[Editor’s note: this reconstruction of Father Matthew’s homily was taken from his handwritten notes. Unfortunately, you cannot hear the passion with which he spoke, and I know there were parts of his homily which were not in his notes. I have tried to capture the essence of his homily, which garnered a round of applause at daily Mass.]
220 years ago today, George Washington was sworn in as the first president of the United States. At Federal Hall on Wall Street in New York City, he delivered his first Inaugural Address.
He began by saying, “…no event could have filled me with greater anxieties than that of which the notification was transmitted by your order…I was summoned by my country, whose voice I can never hear but with veneration and love…the magnitude and difficulty of the trust to which the voice of my country called me, being sufficient to awaken in the wisest and most experienced of her citizens a distrustful scrutiny into his qualifications, could not by overwhelm with despondence one who ought to be peculiarly conscious of his own deficiencies.”
He went on to say that “…no people can be bound to acknowledge and adore the Invisible Hand which conducts the affairs of men more than those of the United States. Every step by which they have advanced to the character of an independent nation seems to have been distinguished by some token of providential agency…”
He continued, “…there is no truth more thoroughly established than that there exists in the economy and course of nature an indissoluble union between virtue and happiness…[and] the propitious smiles of Heaven can never be expected on a nation that disregards the eternal rules of order and right which Heaven itself has ordained…”
We see in George Washington a reverence for America and his role of leadership, great humility before his office, a commitment to virtue in governance, high regard for virtuous and moral leadership, and, above all, a great love and devotion to God.
The historian David McCullough recalled that during his Inaugural Address, Washington’s hands trembled and he spoke in a low and quavering voice.
We are told that Representative Fisher Ames from Massachusetts sat “entranced” as he spoke. The French Diplomat Louis Guillaume Otto said that “real merit and faithful virtue must be at the basis” [of Washington’s conviction and the shared support of the whole government].
One hundred days ago today, another man took office. On the anniversary of 100 days in office, it is customary to assess and raise questions of effectiveness and popularity of each new president.
As Catholics, we raise different questions, questions of morality and virtue. How has the president lived virtuously? Do we see the moral ideals and single-minded virtue of George Washington in our government today?
The evidence suggests otherwise:
Our president’s campaign promise to sign the “Freedom of Choice Act” as soon as possible, his support of and alliance with Planned Parenthood, the reversal of the Mexico City Policy, the reversal of the ban on federal funding for embryonic stem cell research, the nomination of so-called “Catholic” politicians who do not support the Church’s teaching on the dignity of life, and the exploitation of the unfortunate division within the Church…the division between our bishops and our universities…the division among “Catholic” politicians.
The Church is enduring a new kind of persecution…
I daresay that before too long our Catholic schools and hospitals might very well cease to exist.
As we mark the customary 100 days of this president, we mourn 100 days of .

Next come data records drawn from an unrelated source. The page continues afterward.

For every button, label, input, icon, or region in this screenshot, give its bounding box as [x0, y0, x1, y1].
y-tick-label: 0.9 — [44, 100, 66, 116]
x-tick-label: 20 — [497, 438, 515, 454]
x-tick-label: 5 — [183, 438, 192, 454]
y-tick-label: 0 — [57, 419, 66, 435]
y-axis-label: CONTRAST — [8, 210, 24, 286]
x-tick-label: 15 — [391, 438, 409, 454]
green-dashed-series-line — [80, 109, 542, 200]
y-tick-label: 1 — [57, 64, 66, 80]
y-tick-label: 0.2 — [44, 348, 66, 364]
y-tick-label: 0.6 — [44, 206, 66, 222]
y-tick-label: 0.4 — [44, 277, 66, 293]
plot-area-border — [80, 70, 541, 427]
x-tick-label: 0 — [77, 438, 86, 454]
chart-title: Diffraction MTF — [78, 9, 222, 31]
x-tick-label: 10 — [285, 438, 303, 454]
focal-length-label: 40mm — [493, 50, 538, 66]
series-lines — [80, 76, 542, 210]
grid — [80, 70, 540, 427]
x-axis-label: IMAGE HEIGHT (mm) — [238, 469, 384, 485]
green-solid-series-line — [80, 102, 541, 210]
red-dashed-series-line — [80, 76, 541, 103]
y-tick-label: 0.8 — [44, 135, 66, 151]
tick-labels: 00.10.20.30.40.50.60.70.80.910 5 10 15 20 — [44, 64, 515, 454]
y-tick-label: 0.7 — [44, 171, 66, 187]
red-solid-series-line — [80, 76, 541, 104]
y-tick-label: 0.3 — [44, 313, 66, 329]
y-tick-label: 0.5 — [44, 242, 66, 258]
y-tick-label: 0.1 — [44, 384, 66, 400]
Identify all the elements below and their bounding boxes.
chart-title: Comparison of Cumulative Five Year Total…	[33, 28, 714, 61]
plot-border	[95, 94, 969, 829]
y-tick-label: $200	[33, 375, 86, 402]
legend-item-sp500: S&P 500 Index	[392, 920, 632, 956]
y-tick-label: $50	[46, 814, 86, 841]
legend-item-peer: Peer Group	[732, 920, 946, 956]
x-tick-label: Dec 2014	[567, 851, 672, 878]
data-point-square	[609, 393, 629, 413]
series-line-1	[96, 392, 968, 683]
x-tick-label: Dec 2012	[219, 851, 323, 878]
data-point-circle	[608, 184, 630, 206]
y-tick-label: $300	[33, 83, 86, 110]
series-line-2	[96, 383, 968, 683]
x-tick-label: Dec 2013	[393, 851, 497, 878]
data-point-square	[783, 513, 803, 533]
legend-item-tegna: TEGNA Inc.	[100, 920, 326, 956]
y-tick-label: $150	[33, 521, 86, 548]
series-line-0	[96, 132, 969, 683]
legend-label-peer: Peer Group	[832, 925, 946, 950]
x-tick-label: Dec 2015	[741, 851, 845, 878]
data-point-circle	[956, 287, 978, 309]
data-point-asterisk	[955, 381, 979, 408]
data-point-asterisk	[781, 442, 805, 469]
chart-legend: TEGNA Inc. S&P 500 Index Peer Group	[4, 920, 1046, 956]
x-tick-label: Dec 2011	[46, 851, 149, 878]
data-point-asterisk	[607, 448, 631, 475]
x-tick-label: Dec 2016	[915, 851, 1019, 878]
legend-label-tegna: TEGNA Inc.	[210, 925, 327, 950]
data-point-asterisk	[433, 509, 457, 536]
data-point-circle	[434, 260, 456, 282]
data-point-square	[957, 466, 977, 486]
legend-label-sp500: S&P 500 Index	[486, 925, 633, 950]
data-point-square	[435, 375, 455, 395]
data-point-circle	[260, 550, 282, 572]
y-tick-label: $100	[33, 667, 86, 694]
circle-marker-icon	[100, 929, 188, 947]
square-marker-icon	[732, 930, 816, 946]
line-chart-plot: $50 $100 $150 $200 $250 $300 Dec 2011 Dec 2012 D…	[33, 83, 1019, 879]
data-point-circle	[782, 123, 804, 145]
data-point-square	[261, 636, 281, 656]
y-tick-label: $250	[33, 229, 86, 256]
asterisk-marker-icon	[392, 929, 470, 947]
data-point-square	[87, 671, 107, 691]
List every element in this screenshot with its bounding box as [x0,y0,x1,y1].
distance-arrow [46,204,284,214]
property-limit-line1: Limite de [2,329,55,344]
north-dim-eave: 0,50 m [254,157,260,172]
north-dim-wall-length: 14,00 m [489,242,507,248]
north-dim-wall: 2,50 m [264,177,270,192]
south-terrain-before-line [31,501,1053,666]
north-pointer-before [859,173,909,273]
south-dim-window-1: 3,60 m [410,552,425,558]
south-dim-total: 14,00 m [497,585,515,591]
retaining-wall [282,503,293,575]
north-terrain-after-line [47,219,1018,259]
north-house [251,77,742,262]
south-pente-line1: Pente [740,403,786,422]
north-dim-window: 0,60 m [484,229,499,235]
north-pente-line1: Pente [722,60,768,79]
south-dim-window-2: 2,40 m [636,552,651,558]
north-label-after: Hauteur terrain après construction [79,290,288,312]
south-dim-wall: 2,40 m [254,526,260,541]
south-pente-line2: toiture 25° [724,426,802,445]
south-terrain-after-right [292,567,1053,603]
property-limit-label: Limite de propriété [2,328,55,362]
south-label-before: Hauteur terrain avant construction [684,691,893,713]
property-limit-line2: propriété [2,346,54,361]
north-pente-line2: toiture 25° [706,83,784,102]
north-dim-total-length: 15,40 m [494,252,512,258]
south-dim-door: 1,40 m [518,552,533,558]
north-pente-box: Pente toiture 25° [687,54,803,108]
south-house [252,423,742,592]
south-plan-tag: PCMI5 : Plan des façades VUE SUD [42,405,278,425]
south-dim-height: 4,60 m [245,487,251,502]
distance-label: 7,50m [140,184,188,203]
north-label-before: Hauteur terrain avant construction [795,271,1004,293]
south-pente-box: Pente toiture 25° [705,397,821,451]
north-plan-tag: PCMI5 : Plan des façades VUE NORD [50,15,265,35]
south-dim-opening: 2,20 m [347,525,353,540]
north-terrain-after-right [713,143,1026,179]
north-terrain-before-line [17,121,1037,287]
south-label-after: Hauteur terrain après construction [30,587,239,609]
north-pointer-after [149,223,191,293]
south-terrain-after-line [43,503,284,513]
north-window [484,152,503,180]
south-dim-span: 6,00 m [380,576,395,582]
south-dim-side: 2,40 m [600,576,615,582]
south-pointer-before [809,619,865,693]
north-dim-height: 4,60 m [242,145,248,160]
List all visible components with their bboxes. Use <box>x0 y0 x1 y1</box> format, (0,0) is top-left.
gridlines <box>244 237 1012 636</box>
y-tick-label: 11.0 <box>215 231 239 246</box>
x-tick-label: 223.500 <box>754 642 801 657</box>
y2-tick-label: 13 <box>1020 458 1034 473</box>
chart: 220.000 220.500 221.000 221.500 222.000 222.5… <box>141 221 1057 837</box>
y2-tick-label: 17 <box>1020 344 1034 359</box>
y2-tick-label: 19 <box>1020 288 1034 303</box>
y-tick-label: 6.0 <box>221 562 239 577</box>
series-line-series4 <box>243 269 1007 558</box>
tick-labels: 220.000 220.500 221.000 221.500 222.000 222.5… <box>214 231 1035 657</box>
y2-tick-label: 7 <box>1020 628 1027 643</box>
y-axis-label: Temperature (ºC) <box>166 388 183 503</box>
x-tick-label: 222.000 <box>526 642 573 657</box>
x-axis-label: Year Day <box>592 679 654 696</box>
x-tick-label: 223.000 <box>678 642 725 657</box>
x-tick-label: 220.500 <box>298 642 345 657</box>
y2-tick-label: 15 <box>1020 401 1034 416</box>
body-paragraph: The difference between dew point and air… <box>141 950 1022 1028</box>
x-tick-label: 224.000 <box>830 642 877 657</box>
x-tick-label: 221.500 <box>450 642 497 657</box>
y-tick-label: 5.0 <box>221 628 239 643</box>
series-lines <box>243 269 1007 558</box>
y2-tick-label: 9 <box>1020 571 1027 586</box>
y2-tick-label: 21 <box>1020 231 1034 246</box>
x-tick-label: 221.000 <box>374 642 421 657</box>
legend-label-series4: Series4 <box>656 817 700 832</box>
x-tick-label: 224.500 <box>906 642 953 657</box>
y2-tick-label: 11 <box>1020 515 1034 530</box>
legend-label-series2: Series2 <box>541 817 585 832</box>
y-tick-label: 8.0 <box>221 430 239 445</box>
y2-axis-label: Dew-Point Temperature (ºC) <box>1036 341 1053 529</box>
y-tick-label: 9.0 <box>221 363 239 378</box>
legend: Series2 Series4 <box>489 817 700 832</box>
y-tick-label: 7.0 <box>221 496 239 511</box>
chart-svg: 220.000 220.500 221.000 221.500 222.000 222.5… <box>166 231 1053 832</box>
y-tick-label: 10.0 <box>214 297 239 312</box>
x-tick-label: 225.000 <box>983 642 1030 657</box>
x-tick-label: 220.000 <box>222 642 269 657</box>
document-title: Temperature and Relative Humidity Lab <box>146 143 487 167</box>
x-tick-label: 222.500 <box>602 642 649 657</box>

We are coming loose from our foundations – both our historical and moral foundations. Unless we recover our roots and our values, the values George Washington knew and understood, the values Pope Pius V believed in, and the values of our Church, heaven’s smiles will not fall upon us.
In this Easter Season, we celebrate the new and abundant life we have received in Jesus Christ, our Risen Lord. We also mourn 100 days of . We pray and speak out in defense of the voiceless. We dedicate ourselves to a 100% absolute commitment to human life.
In Christ, who is our life, we must conquer, not for ourselves, but for Him and for those who have no voice. May the Lord of Life be forever praised!